The Court was also prepared to come to this conclusion in light of its findings that the employee had destroyed two mobile phones after initially resisting their production at all. The Court considered this conduct in the context of the proceedings, where the employee knew that the content of such phones would provide valuable evidence, specifically of his contact with the Employer’s clients. In particular, the Court heard expert evidence that one phone had been damaged by water, another had been run over by a lawn mower and a third had been reset or had information deleted.
As to the question of whether the restraint was reasonable in all of the circumstances, the Court considered that it was reasonable. In this regard, it noted that insurance books and policies generally had a twelve-month duration and this period would have been critical for the Employer to secure its client connection following the employee’s departure. This was particularly so in circumstances where the employee was largely responsible for the growth and development of the Brisbane business and he was the person whose phone was linked to the emergency assistance line.

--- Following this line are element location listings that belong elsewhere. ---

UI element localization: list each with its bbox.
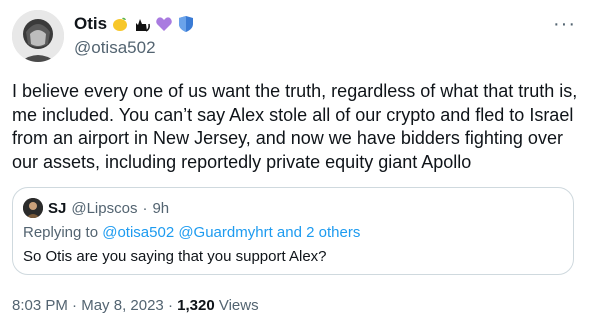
tweet-meta: 8:03 PM · May 8, 2023 · 1,320 Views bbox=[12, 297, 259, 314]
quoted-tweet-header: SJ @Lipscos · 9h bbox=[23, 198, 169, 218]
black-cat-icon bbox=[133, 15, 151, 33]
replying-to-others[interactable]: and 2 others bbox=[277, 224, 360, 241]
views-label: Views bbox=[218, 297, 259, 314]
quoted-timestamp: 9h bbox=[152, 199, 170, 217]
meta-separator: · bbox=[167, 297, 173, 314]
avatar-image bbox=[12, 10, 64, 62]
replying-to-mentions[interactable]: @otisa502 @Guardmyhrt bbox=[102, 224, 273, 241]
tweet-date[interactable]: May 8, 2023 bbox=[81, 297, 164, 314]
views-count: 1,320 bbox=[177, 297, 215, 314]
replying-to-label: Replying to bbox=[23, 224, 99, 241]
quoted-separator: · bbox=[142, 199, 148, 217]
author-handle[interactable]: @otisa502 bbox=[74, 38, 156, 58]
tweet-text: I believe every one of us want the truth… bbox=[12, 81, 578, 172]
purple-heart-icon bbox=[155, 15, 173, 33]
lemon-icon bbox=[111, 15, 129, 33]
author-avatar[interactable] bbox=[12, 10, 64, 62]
quoted-author-handle: @Lipscos bbox=[71, 199, 138, 217]
author-name[interactable]: Otis bbox=[74, 14, 107, 34]
replying-to-line: Replying to @otisa502 @Guardmyhrt and 2 … bbox=[23, 224, 360, 241]
quoted-author-name: SJ bbox=[48, 199, 67, 217]
meta-separator: · bbox=[72, 297, 78, 314]
blue-shield-icon bbox=[177, 15, 195, 33]
more-options-icon[interactable]: ··· bbox=[553, 14, 576, 34]
tweet-time[interactable]: 8:03 PM bbox=[12, 297, 68, 314]
quoted-avatar bbox=[23, 198, 43, 218]
quoted-tweet[interactable]: SJ @Lipscos · 9h Replying to @otisa502 @… bbox=[12, 187, 574, 275]
author-name-row: Otis bbox=[74, 14, 195, 34]
quoted-tweet-text: So Otis are you saying that you support … bbox=[23, 248, 327, 265]
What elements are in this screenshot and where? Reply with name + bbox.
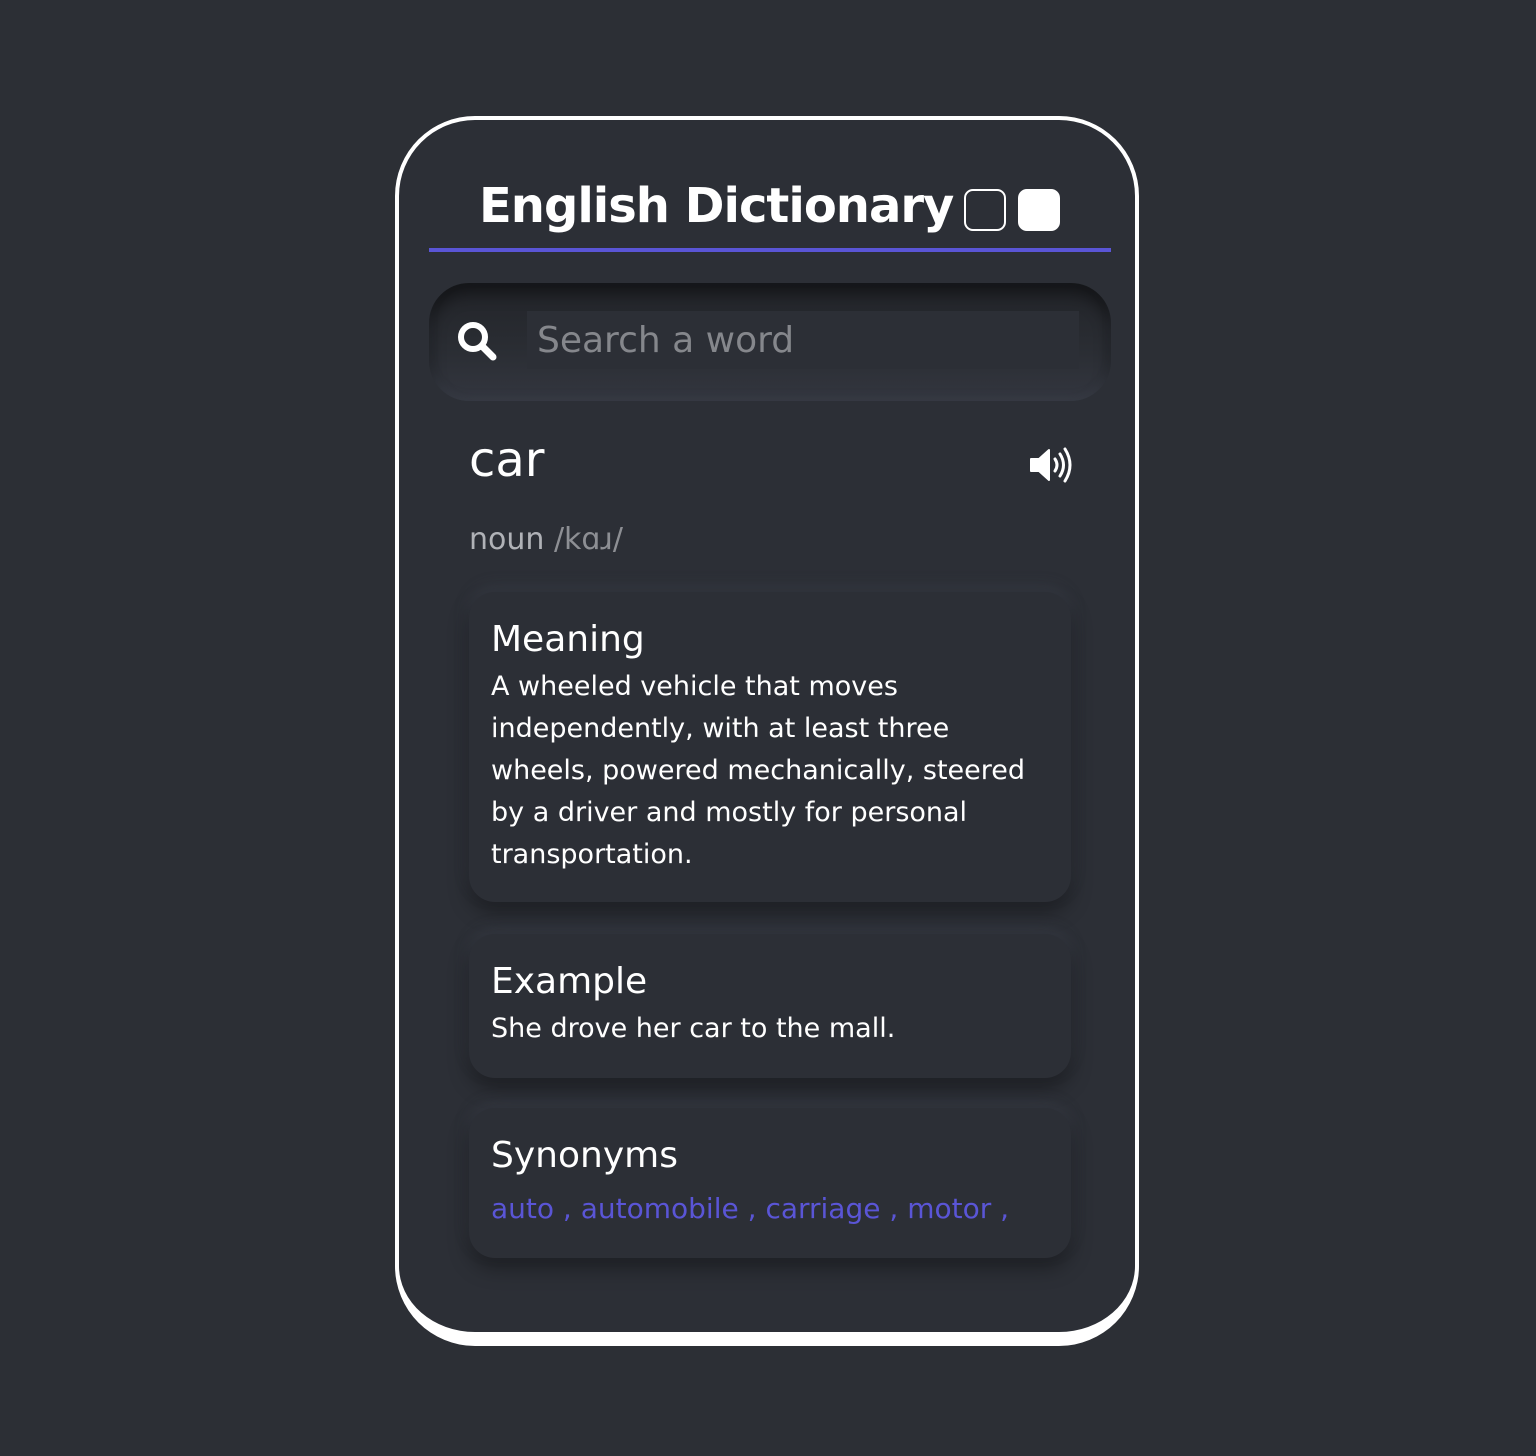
- synonym-separator: ,: [1000, 1192, 1010, 1225]
- synonym-link[interactable]: auto: [491, 1192, 554, 1225]
- dark-theme-toggle[interactable]: [964, 189, 1006, 231]
- example-section: Example She drove her car to the mall.: [469, 934, 1071, 1078]
- app-title: English Dictionary: [479, 178, 954, 234]
- word-details: noun /kɑɹ/: [469, 522, 623, 557]
- synonyms-list: auto , automobile , carriage , motor ,: [491, 1192, 1049, 1225]
- speaker-icon[interactable]: [1029, 445, 1075, 485]
- synonym-separator: ,: [747, 1192, 757, 1225]
- search-icon[interactable]: [455, 319, 501, 365]
- synonym-link[interactable]: automobile: [581, 1192, 739, 1225]
- meaning-section: Meaning A wheeled vehicle that moves ind…: [469, 592, 1071, 902]
- meaning-text: A wheeled vehicle that moves independent…: [491, 671, 1026, 870]
- phonetic: /kɑɹ/: [553, 522, 624, 557]
- synonyms-section: Synonyms auto , automobile , carriage , …: [469, 1108, 1071, 1258]
- synonym-link[interactable]: carriage: [765, 1192, 880, 1225]
- synonym-separator: ,: [562, 1192, 572, 1225]
- example-text: She drove her car to the mall.: [491, 1013, 896, 1044]
- synonym-separator: ,: [889, 1192, 899, 1225]
- part-of-speech: noun: [469, 522, 545, 557]
- search-input[interactable]: [527, 311, 1079, 369]
- synonym-link[interactable]: motor: [907, 1192, 991, 1225]
- example-heading: Example: [491, 961, 648, 1002]
- search-box: [429, 283, 1111, 401]
- title-underline: [429, 248, 1111, 252]
- dictionary-card: English Dictionary car noun /kɑɹ/ Meanin…: [395, 116, 1139, 1346]
- synonyms-heading: Synonyms: [491, 1135, 678, 1176]
- meaning-heading: Meaning: [491, 619, 645, 660]
- light-theme-toggle[interactable]: [1018, 189, 1060, 231]
- word-heading: car: [469, 432, 545, 488]
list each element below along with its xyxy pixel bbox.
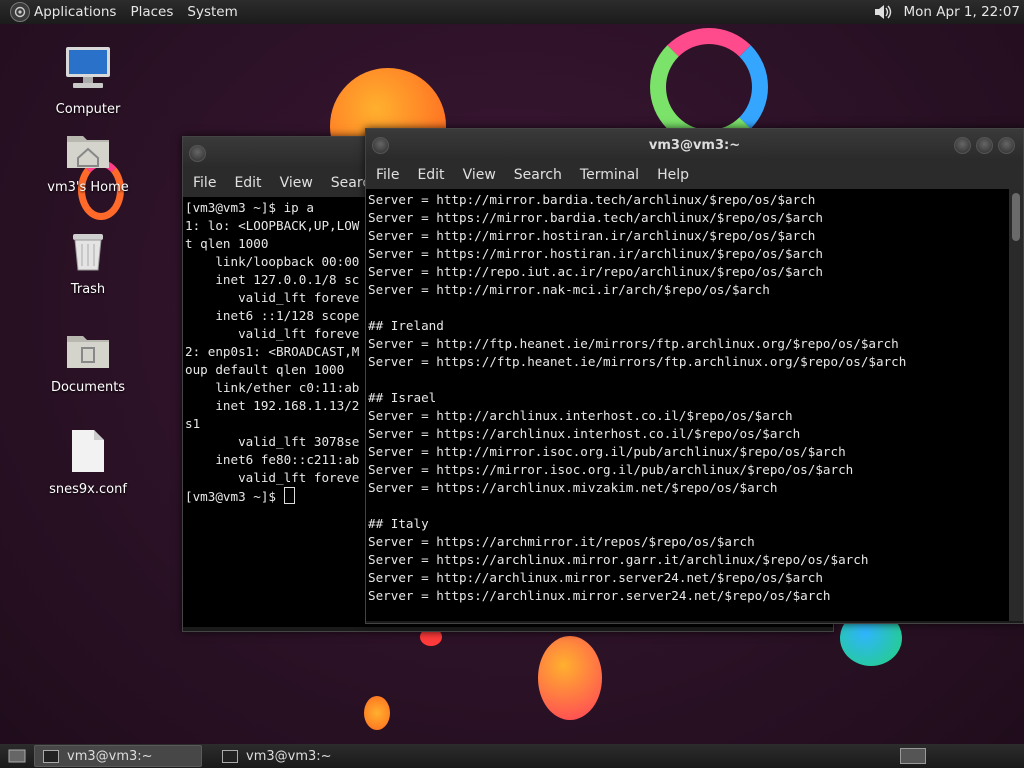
menu-file[interactable]: File	[193, 175, 216, 191]
taskbar-item-label: vm3@vm3:~	[246, 748, 332, 764]
trash-icon	[33, 226, 143, 278]
maximize-button[interactable]	[976, 137, 993, 154]
desktop-icon-label: vm3's Home	[47, 180, 129, 195]
terminal-prompt: [vm3@vm3 ~]$	[185, 489, 284, 504]
terminal-line: Server = http://mirror.nak-mci.ir/arch/$…	[368, 282, 770, 297]
terminal-line: Server = https://ftp.heanet.ie/mirrors/f…	[368, 354, 907, 369]
window-title: vm3@vm3:~	[648, 137, 741, 153]
window-menu-button[interactable]	[372, 137, 389, 154]
desktop-icon-label: Computer	[55, 102, 121, 117]
terminal-line: Server = https://mirror.isoc.org.il/pub/…	[368, 462, 854, 477]
computer-icon	[33, 44, 143, 98]
terminal-line: Server = https://archmirror.it/repos/$re…	[368, 534, 755, 549]
top-panel: Applications Places System Mon Apr 1, 22…	[0, 0, 1024, 24]
terminal-line: Server = https://mirror.hostiran.ir/arch…	[368, 246, 823, 261]
terminal-line: ## Ireland	[368, 318, 444, 333]
terminal-line: ## Israel	[368, 390, 437, 405]
window-menu-button[interactable]	[189, 145, 206, 162]
close-button[interactable]	[998, 137, 1015, 154]
desktop-icon-computer[interactable]: Computer	[33, 44, 143, 117]
terminal-line: Server = https://archlinux.mivzakim.net/…	[368, 480, 778, 495]
terminal-line: Server = http://mirror.bardia.tech/archl…	[368, 192, 816, 207]
clock[interactable]: Mon Apr 1, 22:07	[904, 4, 1020, 20]
taskbar-item-back-terminal[interactable]: vm3@vm3:~	[214, 746, 340, 766]
terminal-line: ## Italy	[368, 516, 429, 531]
volume-icon[interactable]	[872, 3, 894, 21]
scrollbar-thumb[interactable]	[1012, 193, 1020, 241]
terminal-line: Server = http://mirror.hostiran.ir/archl…	[368, 228, 816, 243]
terminal-scrollbar[interactable]	[1009, 189, 1023, 621]
terminal-line: Server = http://repo.iut.ac.ir/repo/arch…	[368, 264, 823, 279]
menu-view[interactable]: View	[280, 175, 313, 191]
menu-file[interactable]: File	[376, 167, 399, 183]
places-menu[interactable]: Places	[130, 4, 173, 20]
terminal-line: Server = http://archlinux.interhost.co.i…	[368, 408, 793, 423]
terminal-line: Server = https://archlinux.interhost.co.…	[368, 426, 801, 441]
front-window-titlebar[interactable]: vm3@vm3:~	[366, 129, 1023, 161]
menu-search[interactable]: Search	[514, 167, 562, 183]
desktop-icon-home[interactable]: vm3's Home	[33, 128, 143, 195]
front-terminal-output[interactable]: Server = http://mirror.bardia.tech/archl…	[366, 189, 1009, 621]
front-window-menubar: File Edit View Search Terminal Help	[366, 161, 1023, 189]
desktop-icon-label: snes9x.conf	[49, 482, 127, 497]
system-menu[interactable]: System	[187, 4, 237, 20]
wallpaper-blob-small	[364, 696, 390, 730]
front-terminal-body: Server = http://mirror.bardia.tech/archl…	[366, 189, 1023, 621]
applications-menu[interactable]: Applications	[34, 4, 116, 20]
terminal-line: Server = https://archlinux.mirror.server…	[368, 588, 831, 603]
menu-view[interactable]: View	[463, 167, 496, 183]
front-terminal-window[interactable]: vm3@vm3:~ File Edit View Search Terminal…	[365, 128, 1024, 624]
text-file-icon	[33, 428, 143, 478]
workspace-switcher[interactable]	[900, 748, 926, 764]
terminal-line: Server = http://ftp.heanet.ie/mirrors/ft…	[368, 336, 899, 351]
menu-help[interactable]: Help	[657, 167, 689, 183]
terminal-line: Server = http://mirror.isoc.org.il/pub/a…	[368, 444, 846, 459]
taskbar-item-label: vm3@vm3:~	[67, 748, 153, 764]
terminal-icon	[43, 749, 59, 763]
desktop-icon-label: Documents	[50, 380, 126, 395]
distro-logo-icon[interactable]	[10, 2, 30, 22]
terminal-line: Server = https://archlinux.mirror.garr.i…	[368, 552, 869, 567]
minimize-button[interactable]	[954, 137, 971, 154]
desktop-icon-documents[interactable]: Documents	[33, 328, 143, 395]
menu-edit[interactable]: Edit	[234, 175, 261, 191]
text-cursor	[283, 487, 295, 504]
bottom-taskbar: vm3@vm3:~ vm3@vm3:~	[0, 744, 1024, 768]
desktop-icon-snes9x-conf[interactable]: snes9x.conf	[33, 428, 143, 497]
terminal-icon	[222, 749, 238, 763]
desktop-icon-trash[interactable]: Trash	[33, 226, 143, 297]
desktop-icon-label: Trash	[70, 282, 106, 297]
documents-folder-icon	[33, 328, 143, 376]
wallpaper-blob-bottom	[538, 636, 602, 720]
menu-edit[interactable]: Edit	[417, 167, 444, 183]
show-desktop-icon[interactable]	[4, 746, 30, 766]
taskbar-item-front-terminal[interactable]: vm3@vm3:~	[34, 745, 202, 767]
home-folder-icon	[33, 128, 143, 176]
menu-terminal[interactable]: Terminal	[580, 167, 639, 183]
terminal-line: Server = http://archlinux.mirror.server2…	[368, 570, 823, 585]
terminal-line: Server = https://mirror.bardia.tech/arch…	[368, 210, 823, 225]
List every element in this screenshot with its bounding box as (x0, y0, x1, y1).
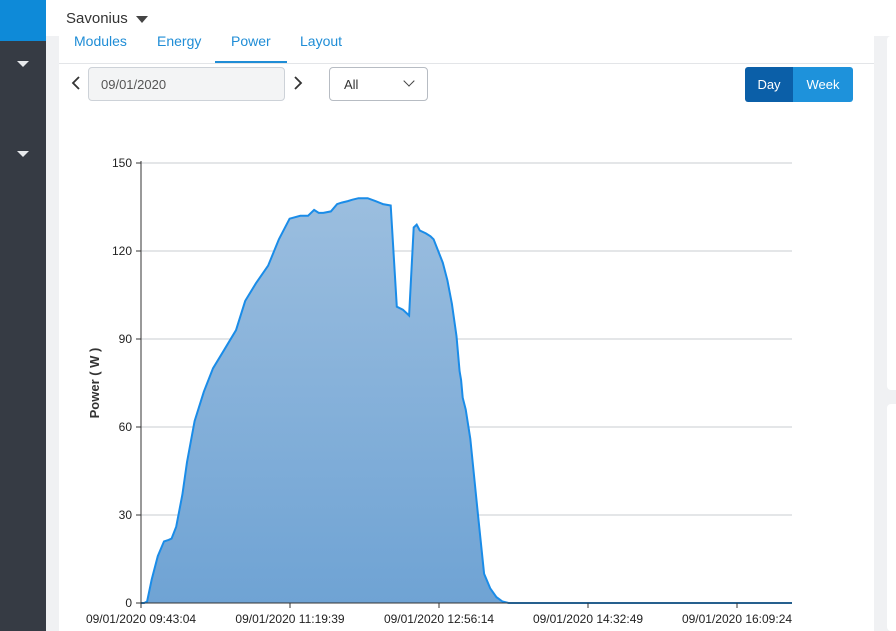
y-axis-label: Power ( W ) (87, 348, 102, 419)
x-tick-label: 09/01/2020 14:32:49 (533, 612, 643, 626)
x-tick-label: 09/01/2020 09:43:04 (86, 612, 196, 626)
y-tick-label: 120 (112, 244, 132, 258)
y-tick-label: 90 (119, 332, 133, 346)
y-tick-label: 0 (125, 596, 132, 610)
power-area (141, 198, 792, 603)
y-tick-label: 30 (119, 508, 133, 522)
x-tick-label: 09/01/2020 11:19:39 (235, 612, 345, 626)
y-tick-label: 60 (119, 420, 133, 434)
power-chart: 0 30 60 90 120 150 09/01/2020 09:43:04 09/01/20… (86, 156, 792, 626)
x-tick-label: 09/01/2020 16:09:24 (682, 612, 792, 626)
x-tick-label: 09/01/2020 12:56:14 (384, 612, 494, 626)
y-tick-label: 150 (112, 156, 132, 170)
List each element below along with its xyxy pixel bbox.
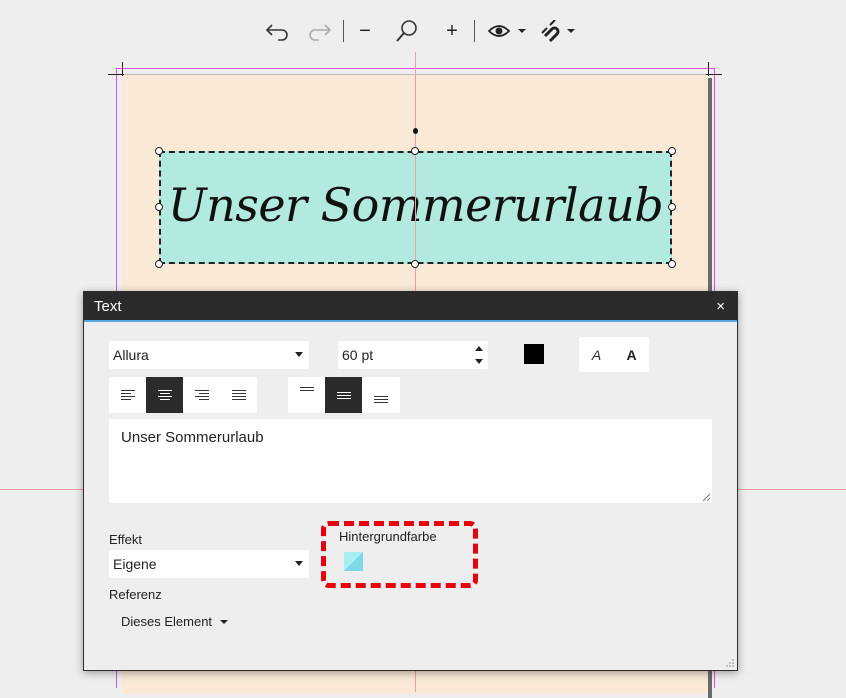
magnet-icon bbox=[541, 20, 560, 42]
view-dropdown[interactable] bbox=[484, 16, 530, 46]
font-style-group: A A bbox=[579, 337, 649, 372]
horizontal-align-group bbox=[109, 377, 257, 413]
dialog-title: Text bbox=[84, 292, 737, 322]
text-dialog: Text × Allura 60 pt A A Unser Sommerurla… bbox=[83, 291, 738, 671]
align-center-icon bbox=[157, 390, 172, 400]
rotate-handle[interactable] bbox=[413, 128, 418, 134]
resize-handle-top-right[interactable] bbox=[668, 147, 676, 155]
font-select[interactable]: Allura bbox=[109, 341, 309, 369]
vertical-align-group bbox=[288, 377, 400, 413]
crop-mark bbox=[122, 62, 123, 76]
resize-handle-top-left[interactable] bbox=[155, 147, 163, 155]
chevron-down-icon bbox=[220, 619, 229, 624]
font-size-value: 60 pt bbox=[342, 347, 374, 363]
redo-button[interactable] bbox=[305, 16, 335, 46]
magnifier-icon bbox=[396, 20, 417, 42]
reference-dropdown[interactable]: Dieses Element bbox=[121, 614, 229, 629]
close-button[interactable]: × bbox=[716, 292, 725, 322]
chevron-down-icon bbox=[295, 561, 303, 566]
stepper-arrows-icon[interactable] bbox=[474, 344, 484, 366]
font-select-value: Allura bbox=[113, 347, 149, 363]
align-justify-button[interactable] bbox=[220, 377, 257, 413]
align-bottom-icon bbox=[373, 396, 388, 403]
effect-select-value: Eigene bbox=[113, 556, 157, 572]
chevron-down-icon bbox=[295, 352, 303, 357]
zoom-in-button[interactable]: + bbox=[442, 16, 462, 46]
align-left-button[interactable] bbox=[109, 377, 146, 413]
chevron-down-icon bbox=[567, 29, 575, 33]
redo-arrow-icon bbox=[309, 24, 332, 41]
effect-label: Effekt bbox=[109, 532, 143, 547]
toolbar-separator bbox=[343, 20, 344, 42]
resize-grip-icon[interactable] bbox=[702, 493, 710, 501]
resize-handle-right[interactable] bbox=[668, 203, 676, 211]
reference-label: Referenz bbox=[109, 587, 162, 602]
text-input-value: Unser Sommerurlaub bbox=[121, 429, 264, 446]
align-top-icon bbox=[299, 387, 314, 391]
align-right-button[interactable] bbox=[183, 377, 220, 413]
align-justify-icon bbox=[231, 390, 246, 400]
align-left-icon bbox=[120, 390, 135, 400]
resize-handle-bottom[interactable] bbox=[411, 260, 419, 268]
italic-button[interactable]: A bbox=[579, 337, 614, 372]
eye-icon bbox=[487, 25, 511, 37]
text-color-swatch[interactable] bbox=[524, 344, 544, 364]
snap-dropdown[interactable] bbox=[538, 16, 578, 46]
resize-handle-bottom-right[interactable] bbox=[668, 260, 676, 268]
undo-arrow-icon bbox=[265, 24, 288, 41]
reference-dropdown-value: Dieses Element bbox=[121, 614, 213, 629]
zoom-out-button[interactable]: − bbox=[355, 16, 375, 46]
resize-handle-bottom-left[interactable] bbox=[155, 260, 163, 268]
effect-select[interactable]: Eigene bbox=[109, 550, 309, 578]
resize-handle-left[interactable] bbox=[155, 203, 163, 211]
dialog-resize-grip-icon[interactable] bbox=[725, 658, 734, 667]
align-top-button[interactable] bbox=[288, 377, 325, 413]
highlight-annotation bbox=[321, 521, 478, 588]
align-center-button[interactable] bbox=[146, 377, 183, 413]
toolbar-separator bbox=[474, 20, 475, 42]
crop-mark bbox=[708, 62, 709, 76]
resize-handle-top[interactable] bbox=[411, 147, 419, 155]
align-middle-button[interactable] bbox=[325, 377, 362, 413]
bold-button[interactable]: A bbox=[614, 337, 649, 372]
zoom-fit-button[interactable] bbox=[392, 16, 422, 46]
undo-button[interactable] bbox=[262, 16, 292, 46]
text-input[interactable]: Unser Sommerurlaub bbox=[109, 419, 712, 503]
align-right-icon bbox=[194, 390, 209, 400]
chevron-down-icon bbox=[518, 29, 526, 33]
align-bottom-button[interactable] bbox=[362, 377, 399, 413]
font-size-stepper[interactable]: 60 pt bbox=[338, 341, 488, 369]
align-middle-icon bbox=[336, 391, 351, 399]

Ultimately, the Court assessed that damages in the amount of $500,000 would be appropriate and made orders accordingly.
Lessons for employers
The circumstances of this case highlight the importance of careful and considered drafting when it comes to employment contracts – specifically when it comes to the handling of an employer’s information and property and post-employment restraints.
Employers should ensure that such documents have adequate measures in place to protect their legitimate business interests so that they can be relied on with comfort if an employer founds itself in the unfortunate position of having to recoup loss and damage following a key employee’s departure.
It also highlights the need for prompt action to be taken by an employer when it suspects that there has been a breach of contractual obligations.